Managing a superannuation fund – even a small, self-managed fund – is a big responsibility. There is a public interest in managing these funds properly given the tax advantages they enjoy. To that end, the Superannuation Industry (Supervision) Act 1993 (Cth) (SISA) establishes rules designed to ensure prudent management. Part 15 of SISA includes rules regarding disqualified persons. A disqualified person may not be a trustee, investment manager or custodian of a superannuation entity, or be a responsible officer (such as a director) of a corporation that performs those roles: s 126K. A person can be disqualified by the Commissioner of Taxation (where the Commissioner is the regulator) or the Federal Court (where the Australian Prudential Regulatory Authority is the regulator) on a variety of grounds, but a person will be automatically disqualified in circumstances set out in s 120. .…

[2020] AATA 3821 at paragraph 1

The AAT found that it only had power to extend the 14 day period strictly when exceptional circumstances warranted that extension. Deputy President McCabe concluded:

….The law requires that I identify exceptional circumstances that prevented the applicant from complying with the 14 day time limit. It is not enough to establish the applicant had a good excuse, or that non-compliance does not result in any harm, or that the applicant has a good case in relation to the substantive issue. This is not a standard ‘extension of time’ case.
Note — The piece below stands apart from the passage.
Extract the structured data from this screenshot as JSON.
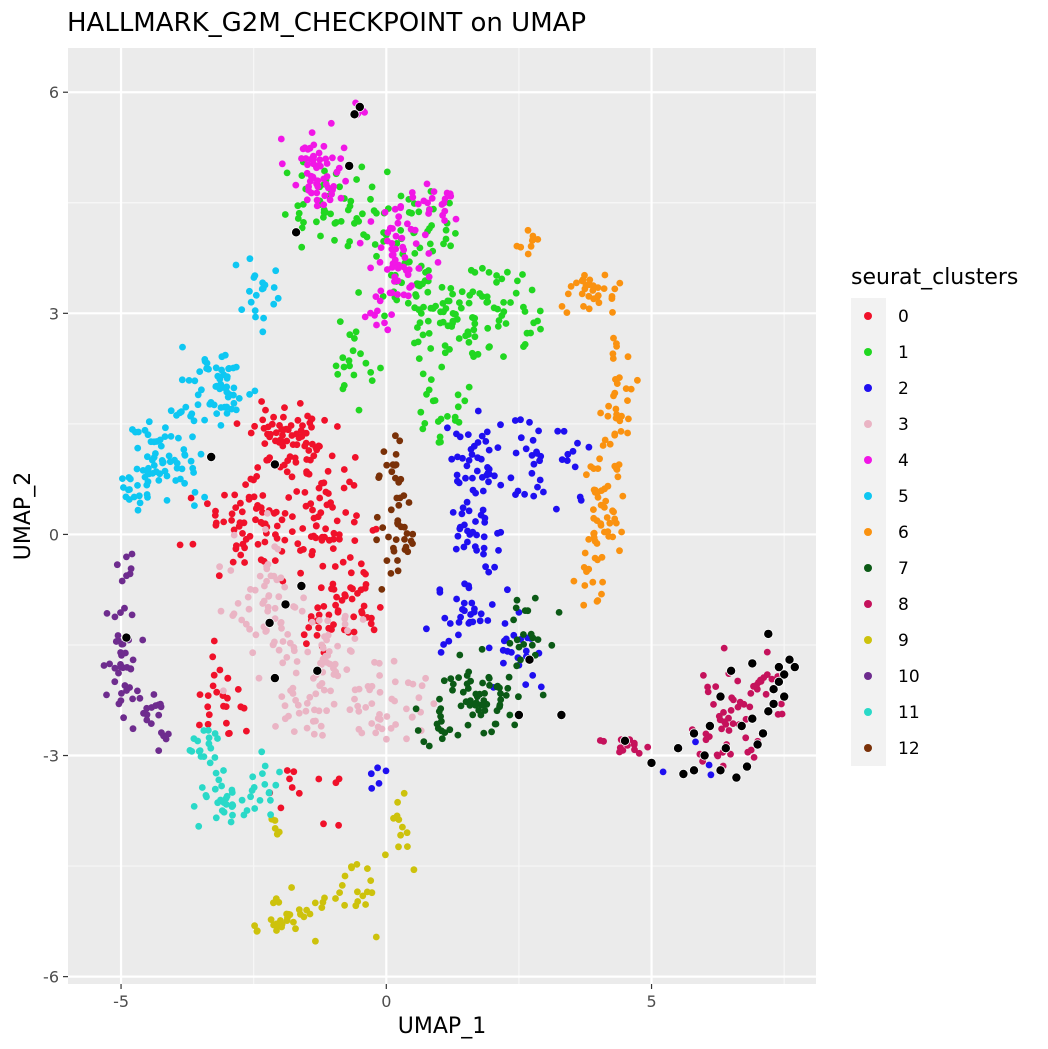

21. The applicant has failed to identify any ‘exceptional circumstances’ that prevented him from making the application within the time frame contemplated in s 126B(3). In those circumstances, the decision under review must be affirmed.

[2020] AATA 3821 at paragraphs 20 and 21

The AAT’s strict approach is no surprise when it comes to the disqualification rules in Part 15. Part 15 reflects a low tolerance approach in the SIS Act to persons designated unfit to manage a superannuation fund.

Difficulties – SMSFs with a disqualified trustee/director/member

The author has seen Part 15 disqualifications happen on bankruptcy by operation of sub-section 120(1) of the SIS Act.

A person disqualified on bankruptcy, or any other disqualified person such as Mr. Etmekdjian, can’t be a trustee, a director of the trustee or a member of a SMSF. A fund with a disqualified participant falls off the register of superannuation funds as a SMSF regulated by the Commissioner of Taxation. The fund becomes (at least notionally) regulated by the Australian Prudential Regulatory Authority (APRA) instead.

So the Australian Taxation Office won’t and can’t assist once the fund is no longer a SMSF.

Unless a deactivated SMSF, on a participant becoming Part 15 disqualified, can nimbly:

  • convert to an APRA regulated fund; and
  • appoint an approved trustee;

based on a power in the trust deed of the fund to do so, or disqualified persons promptly vacate the fund to prevent deactivation, the fund reverts to an administrative no man’s land. Even arranging a roll out of benefits to another fund is fraught following deactivation. The fund won’t be practically manageable or administrable.

Time for a SMSF deed upgrade?

Lack of capability in a SMSF trust deed to convert a SMSF to an APRA fund is one of a number of indicators that SMSF trust deed may need of an upgrade to comply with today’s SIS Act requirements.